Publishers and startups alike often adopt a “build it and they will come” mentality, relying on a quality product to float both user numbers and revenue, but Dana Oshiro has found that audience engagement comes from deliberate content and distribution efforts.

She’s worked with startups on user acquisition and public relations, covered the technology realm for ReadWriteWebMashable and The New York Times.

She is now senior manager of media analysis at NetShelter in San Francisco, offering engagement and social media insights to 4,500 technology bloggers and 200 sites including MacRumors, Phandroid and 9to5Mac.

The Content Strategist spoke with Oshiro about how content creators can stay relevant in the changing industry and what types of content tend to float to the top.

The Content Strategist: Tell us a little about Netshelter and your role there.

Oshiro: We’ve got an audience of 150 million unique visitors and we work with brands to help publishers monetize their existing earned media through the inPowered data platform.

My job is to help publishers define their audiences and increase social media engagement.

TCS: How does NetShelter apply content marketing?

Oshiro: Content marketing refers to the creation of content in order to attract customers. We approach content marketing in a slightly different way than most organizations.

Our publishers maintain their editorial integrity by writing what they like and brands then pay to distribute brand-related stories as weighed by our data platform. This is what we called the “inPowered approach.”

By tracking millions of technology articles and weighing them across 30+ different social signals, we can surface the top emerging topics, writers and brands in real-time. Some folks might call this earned media advertising or word of mouth advertising.

TCS: What traits make a great content creator?

Oshiro: In addition to fact checking and understanding the 5 key tenets of newsworthiness, great writers respect their audiences and want to give them something useful, entertaining and new.

A misanthrope might be a decent investigative writer, but if the delivery is disrespectful to the audience, then the message is often lost.

TCS: How can we make our content competitive in the crowded landscape?

Oshiro: The reason why content farms have thrived is because they’re gaming search engines and creating a glut of link farms and low quality content. Essentially they’re tricking search audiences into visiting them.

Truly useful content still lies with individual experts.

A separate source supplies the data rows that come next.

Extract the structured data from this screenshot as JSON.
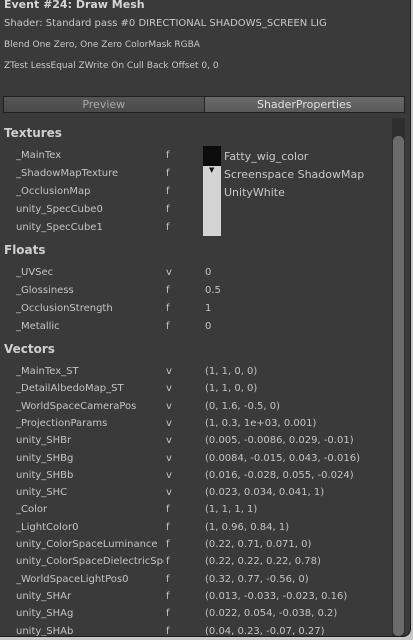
{
  "header": {
    "title": "Event #24: Draw Mesh",
    "shader_line": "Shader: Standard pass #0  DIRECTIONAL SHADOWS_SCREEN LIG",
    "blend_line": "Blend One Zero, One Zero ColorMask RGBA",
    "ztest_line": "ZTest LessEqual ZWrite On Cull Back Offset 0, 0"
  },
  "tabs": [
    {
      "label": "Preview",
      "active": false
    },
    {
      "label": "ShaderProperties",
      "active": true
    }
  ],
  "sections": {
    "textures": "Textures",
    "floats": "Floats",
    "vectors": "Vectors"
  },
  "textures": [
    {
      "name": "_MainTex",
      "type": "f"
    },
    {
      "name": "_ShadowMapTexture",
      "type": "f"
    },
    {
      "name": "_OcclusionMap",
      "type": "f"
    },
    {
      "name": "unity_SpecCube0",
      "type": "f"
    },
    {
      "name": "unity_SpecCube1",
      "type": "f"
    }
  ],
  "texture_names": [
    "Fatty_wig_color",
    "Screenspace ShadowMap",
    "UnityWhite"
  ],
  "floats": [
    {
      "name": "_UVSec",
      "type": "v",
      "value": "0"
    },
    {
      "name": "_Glossiness",
      "type": "f",
      "value": "0.5"
    },
    {
      "name": "_OcclusionStrength",
      "type": "f",
      "value": "1"
    },
    {
      "name": "_Metallic",
      "type": "f",
      "value": "0"
    }
  ],
  "vectors": [
    {
      "name": "_MainTex_ST",
      "type": "v",
      "value": "(1, 1, 0, 0)"
    },
    {
      "name": "_DetailAlbedoMap_ST",
      "type": "v",
      "value": "(1, 1, 0, 0)"
    },
    {
      "name": "_WorldSpaceCameraPos",
      "type": "v",
      "value": "(0, 1.6, -0.5, 0)"
    },
    {
      "name": "_ProjectionParams",
      "type": "v",
      "value": "(1, 0.3, 1e+03, 0.001)"
    },
    {
      "name": "unity_SHBr",
      "type": "v",
      "value": "(0.005, -0.0086, 0.029, -0.01)"
    },
    {
      "name": "unity_SHBg",
      "type": "v",
      "value": "(0.0084, -0.015, 0.043, -0.016)"
    },
    {
      "name": "unity_SHBb",
      "type": "v",
      "value": "(0.016, -0.028, 0.055, -0.024)"
    },
    {
      "name": "unity_SHC",
      "type": "v",
      "value": "(0.023, 0.034, 0.041, 1)"
    },
    {
      "name": "_Color",
      "type": "f",
      "value": "(1, 1, 1, 1)"
    },
    {
      "name": "_LightColor0",
      "type": "f",
      "value": "(1, 0.96, 0.84, 1)"
    },
    {
      "name": "unity_ColorSpaceLuminance",
      "type": "f",
      "value": "(0.22, 0.71, 0.071, 0)"
    },
    {
      "name": "unity_ColorSpaceDielectricSpec",
      "type": "f",
      "value": "(0.22, 0.22, 0.22, 0.78)"
    },
    {
      "name": "_WorldSpaceLightPos0",
      "type": "f",
      "value": "(0.32, 0.77, -0.56, 0)"
    },
    {
      "name": "unity_SHAr",
      "type": "f",
      "value": "(0.013, -0.033, -0.023, 0.16)"
    },
    {
      "name": "unity_SHAg",
      "type": "f",
      "value": "(0.022, 0.054, -0.038, 0.2)"
    },
    {
      "name": "unity_SHAb",
      "type": "f",
      "value": "(0.04, 0.23, -0.07, 0.27)"
    }
  ],
  "colors": {
    "panel_bg": "#3a3a3a",
    "text": "#c4c4c4",
    "active_tab": "#5e5e5e"
  }
}
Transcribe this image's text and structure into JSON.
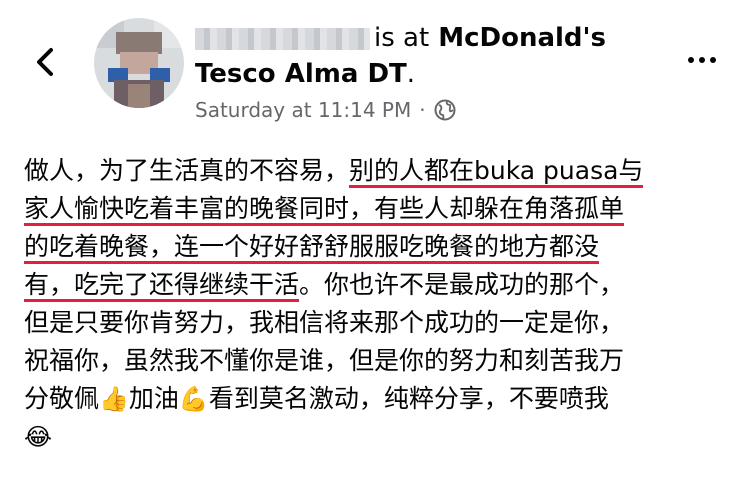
{
  "header": {
    "author_suffix": "is at",
    "place_line1": "McDonald's",
    "place_line2": "Tesco Alma DT",
    "place_end": ".",
    "timestamp": "Saturday at 11:14 PM",
    "separator": "·",
    "icons": {
      "back": "chevron-left-icon",
      "privacy": "globe-icon",
      "more": "more-icon"
    }
  },
  "post": {
    "lines": [
      {
        "plain": "做人，为了生活真的不容易，",
        "highlight": "别的人都在buka puasa与"
      },
      {
        "highlight": "家人愉快吃着丰富的晚餐同时，有些人却躲在角落孤单"
      },
      {
        "highlight": "的吃着晚餐，连一个好好舒舒服服吃晚餐的地方都没"
      },
      {
        "highlight": "有，吃完了还得继续干活",
        "plain": "。你也许不是最成功的那个，"
      },
      {
        "plain": "但是只要你肯努力，我相信将来那个成功的一定是你，"
      },
      {
        "plain": "祝福你，虽然我不懂你是谁，但是你的努力和刻苦我万"
      },
      {
        "plain1": "分敬佩",
        "emoji1": "👍",
        "plain2": "加油",
        "emoji2": "💪",
        "plain3": "看到莫名激动，纯粹分享，不要喷我"
      },
      {
        "emoji": "😂"
      }
    ],
    "highlight_color": "#e41e3f"
  }
}
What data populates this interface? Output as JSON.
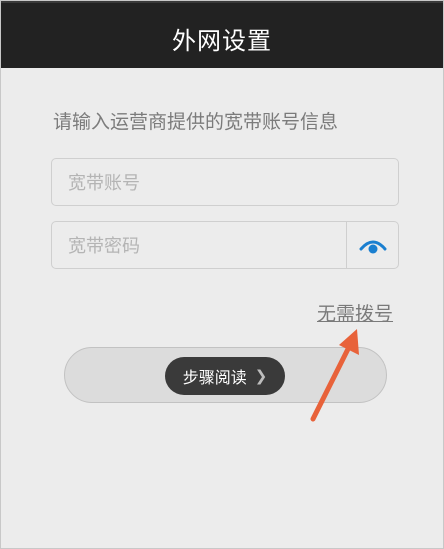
{
  "header": {
    "title": "外网设置"
  },
  "form": {
    "hint": "请输入运营商提供的宽带账号信息",
    "account_placeholder": "宽带账号",
    "password_placeholder": "宽带密码",
    "password_toggle_icon": "eye-icon",
    "no_dial_link": "无需拨号"
  },
  "overlay": {
    "tip_label": "步骤阅读",
    "tip_icon": "chevron-right-icon",
    "arrow_color": "#e8623a"
  },
  "colors": {
    "accent": "#1a7fd0",
    "header_bg": "#222222"
  }
}
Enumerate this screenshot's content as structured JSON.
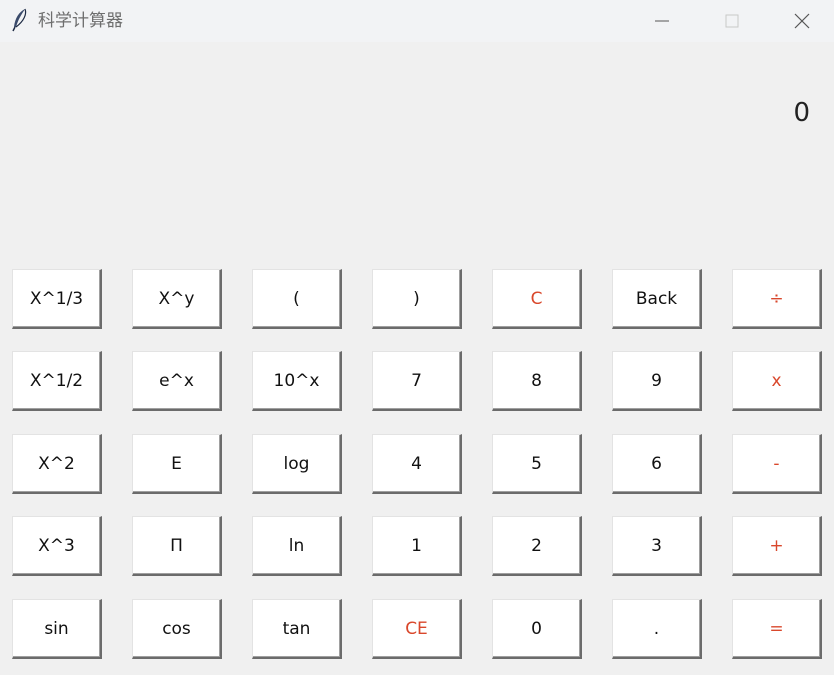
{
  "window": {
    "title": "科学计算器",
    "icon": "feather-icon"
  },
  "display": {
    "value": "0"
  },
  "colors": {
    "operator": "#d9472b",
    "background": "#f0f0f0",
    "key": "#ffffff"
  },
  "keys": [
    [
      "X^1/3",
      "X^y",
      "(",
      ")",
      "C",
      "Back",
      "÷"
    ],
    [
      "X^1/2",
      "e^x",
      "10^x",
      "7",
      "8",
      "9",
      "x"
    ],
    [
      "X^2",
      "E",
      "log",
      "4",
      "5",
      "6",
      "-"
    ],
    [
      "X^3",
      "Π",
      "ln",
      "1",
      "2",
      "3",
      "+"
    ],
    [
      "sin",
      "cos",
      "tan",
      "CE",
      "0",
      ".",
      "="
    ]
  ]
}
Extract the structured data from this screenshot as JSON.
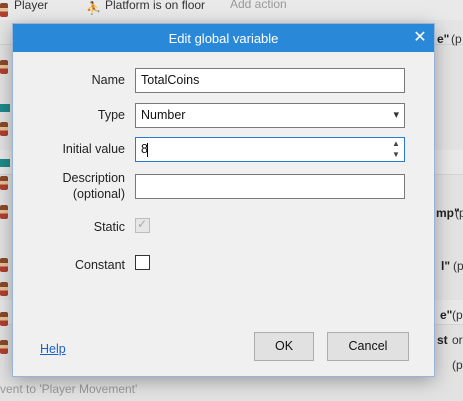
{
  "background": {
    "top_object": "Player",
    "top_condition": "Platform is on floor",
    "top_action_placeholder": "Add action",
    "frag_1": "e\"",
    "frag_1b": "(p",
    "frag_2": "mp\"",
    "frag_2b": "(p",
    "frag_3": "l\"",
    "frag_3b": "(p",
    "frag_4": "e\"",
    "frag_4b": "(p",
    "frag_5": "st",
    "frag_5b": "or",
    "frag_6": "(p",
    "bottom_text": "vent to 'Player Movement'"
  },
  "dialog": {
    "title": "Edit global variable",
    "close_icon": "close-icon",
    "fields": {
      "name_label": "Name",
      "name_value": "TotalCoins",
      "type_label": "Type",
      "type_value": "Number",
      "initial_label": "Initial value",
      "initial_value": "8",
      "description_label_line1": "Description",
      "description_label_line2": "(optional)",
      "description_value": "",
      "static_label": "Static",
      "static_checked": true,
      "static_disabled": true,
      "constant_label": "Constant",
      "constant_checked": false
    },
    "help_label": "Help",
    "ok_label": "OK",
    "cancel_label": "Cancel"
  }
}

My belief is that content will be less about driving eyeballs and more about surfacing individual experts who’ve been qualified by topic-relevant referrers.

TCS: Any industry pet peeves?

Oshiro: Being a prolific social media user is silly unless you’ve got something to say. Real influence relies on expertise.

The best writers have an area of expertise and provide a service to their readers. This service is rewarded by audience feedback and meaningful conversations.